В 1941 восемь из 11 школ перевели в менее приспособленные помещения, так как в зданиях школ располагались госпитали. Учебные занятия проводились в три смены, а число учеников достигало пяти тысяч. Посещаемость была достаточно высока — 80%. Но не все дети могли постоянно ходить в школу. Причины были разные: у одних не было обуви, у других — проблемы со здоровьем, третьи находились в няньках.

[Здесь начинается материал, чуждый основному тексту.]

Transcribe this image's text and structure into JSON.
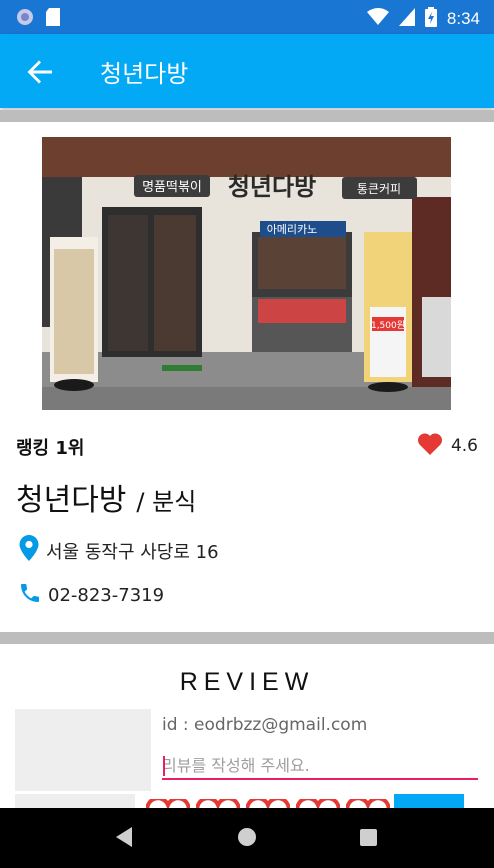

Школьники с учителями проходили специальные курсы по ведению сельского хозяйства. Эти знания нужны были для ведения своих подсобных хозяйств и для работы в поле. На лето ребята уезжали в колхозы и совхозы района на прополку овощей, а осенью — на уборку урожая. Выдержка из «Коммуниста» за 1942-й год:

«На прополку следует выделить детей от десяти лет… Следует помнить, что одна прополка дает прибавку урожая по два-три центнера с каждого гектара. Работа по прополке посевов должна быть организована от зари до зари».

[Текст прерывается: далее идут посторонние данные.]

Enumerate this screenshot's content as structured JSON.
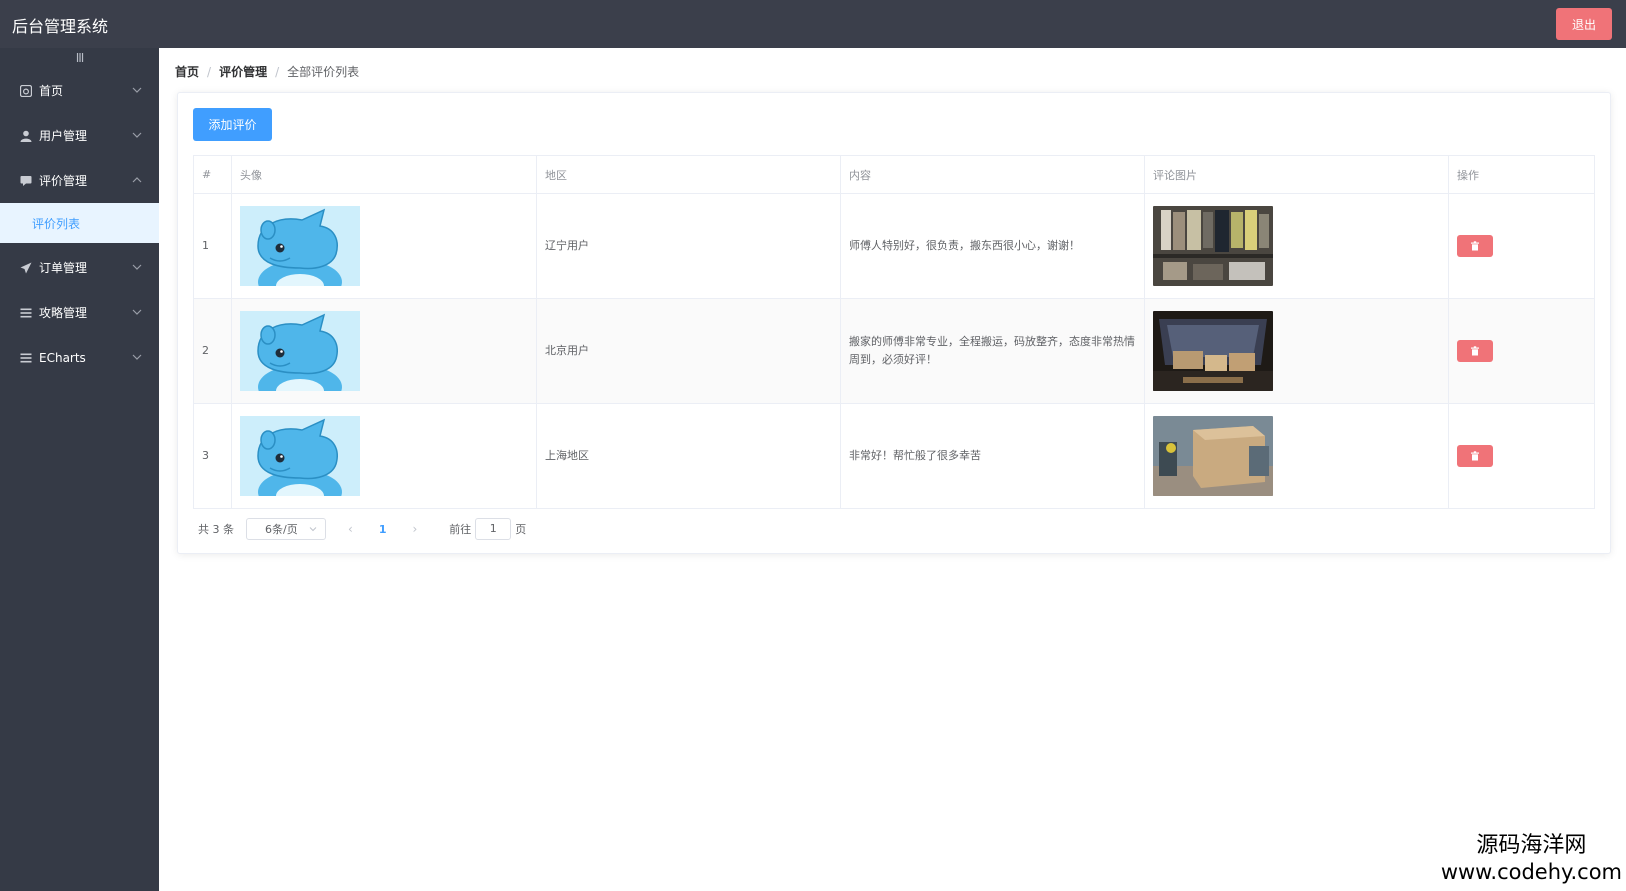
{
  "app": {
    "title": "后台管理系统",
    "logout_label": "退出"
  },
  "sidebar": {
    "collapse_glyph": "III",
    "items": [
      {
        "label": "首页",
        "icon": "dashboard-icon"
      },
      {
        "label": "用户管理",
        "icon": "user-icon"
      },
      {
        "label": "评价管理",
        "icon": "comment-icon",
        "expanded": true,
        "children": [
          {
            "label": "评价列表",
            "active": true
          }
        ]
      },
      {
        "label": "订单管理",
        "icon": "send-icon"
      },
      {
        "label": "攻略管理",
        "icon": "menu-icon"
      },
      {
        "label": "ECharts",
        "icon": "menu-icon"
      }
    ]
  },
  "breadcrumb": [
    "首页",
    "评价管理",
    "全部评价列表"
  ],
  "toolbar": {
    "add_label": "添加评价"
  },
  "table": {
    "columns": [
      "#",
      "头像",
      "地区",
      "内容",
      "评论图片",
      "操作"
    ],
    "rows": [
      {
        "index": "1",
        "region": "辽宁用户",
        "content": "师傅人特别好，很负责，搬东西很小心，谢谢！",
        "photo": "wardrobe-photo"
      },
      {
        "index": "2",
        "region": "北京用户",
        "content": "搬家的师傅非常专业，全程搬运，码放整齐，态度非常热情周到，必须好评！",
        "photo": "car-trunk-photo"
      },
      {
        "index": "3",
        "region": "上海地区",
        "content": "非常好！帮忙般了很多幸苦",
        "photo": "cardboard-box-photo"
      }
    ]
  },
  "pagination": {
    "total_text": "共 3 条",
    "page_size": "6条/页",
    "current_page": "1",
    "goto_prefix": "前往",
    "goto_value": "1",
    "goto_suffix": "页"
  },
  "watermark": {
    "name": "源码海洋网",
    "url": "www.codehy.com"
  },
  "colors": {
    "topbar": "#3b3f4b",
    "sidebar": "#353a46",
    "primary": "#409eff",
    "danger": "#f07378"
  }
}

У каждой школы был подшефный госпиталь.

«Мы приходили к раненым, общались с ними, приносили свои поделки, чтобы их порадовать, пели, читали стихи детские, мы же маленькие были. Они всегда нас встречали очень тепло, многие плакали, когда мы выступали. Некоторые нас называли «доченька» или «сынок», наверное, очень грустили по своим детям, а мы им их напоминали», — считает Валентина Макарова, которая тогда училась в школе № 5.

С начала войны все промышленные предприятия и артели наладили выпуск продукции для Красной Армии. Из-за нехватки рабочих рук работали женщины и подростки. Юноши и девушки от 14 до 17 лет получали профессии плотников, токарей, столяров, маляров, штукатуров и каменщиков. Всего за годы войны разным специальностям были обучены 2500 женщин и подростков.

«С 1944 года у ребят появилась возможность вместе со средним образованием получить дополнительную специальность в школе юнг при судоремонтных мастерских. Среди списочного состава юнг значилось 47 человек, в основном юноши в возрасте от 12 до 16 лет. Молодые люди были уже учениками рулевого, машиниста, матроса, механика. Годы учебы вносились в трудовую книжку и входили в стаж. Сохранился список подростков до 16 лет, работавших на пристани в 1944 году. Это 35 юношей и девушек. Многие работали матросами на барже», — исходя из документов констатирует Ольга Жук.

Отец Валентины Макаровой вернулся с фронта в 1944 году с тяжелым ранением в руку.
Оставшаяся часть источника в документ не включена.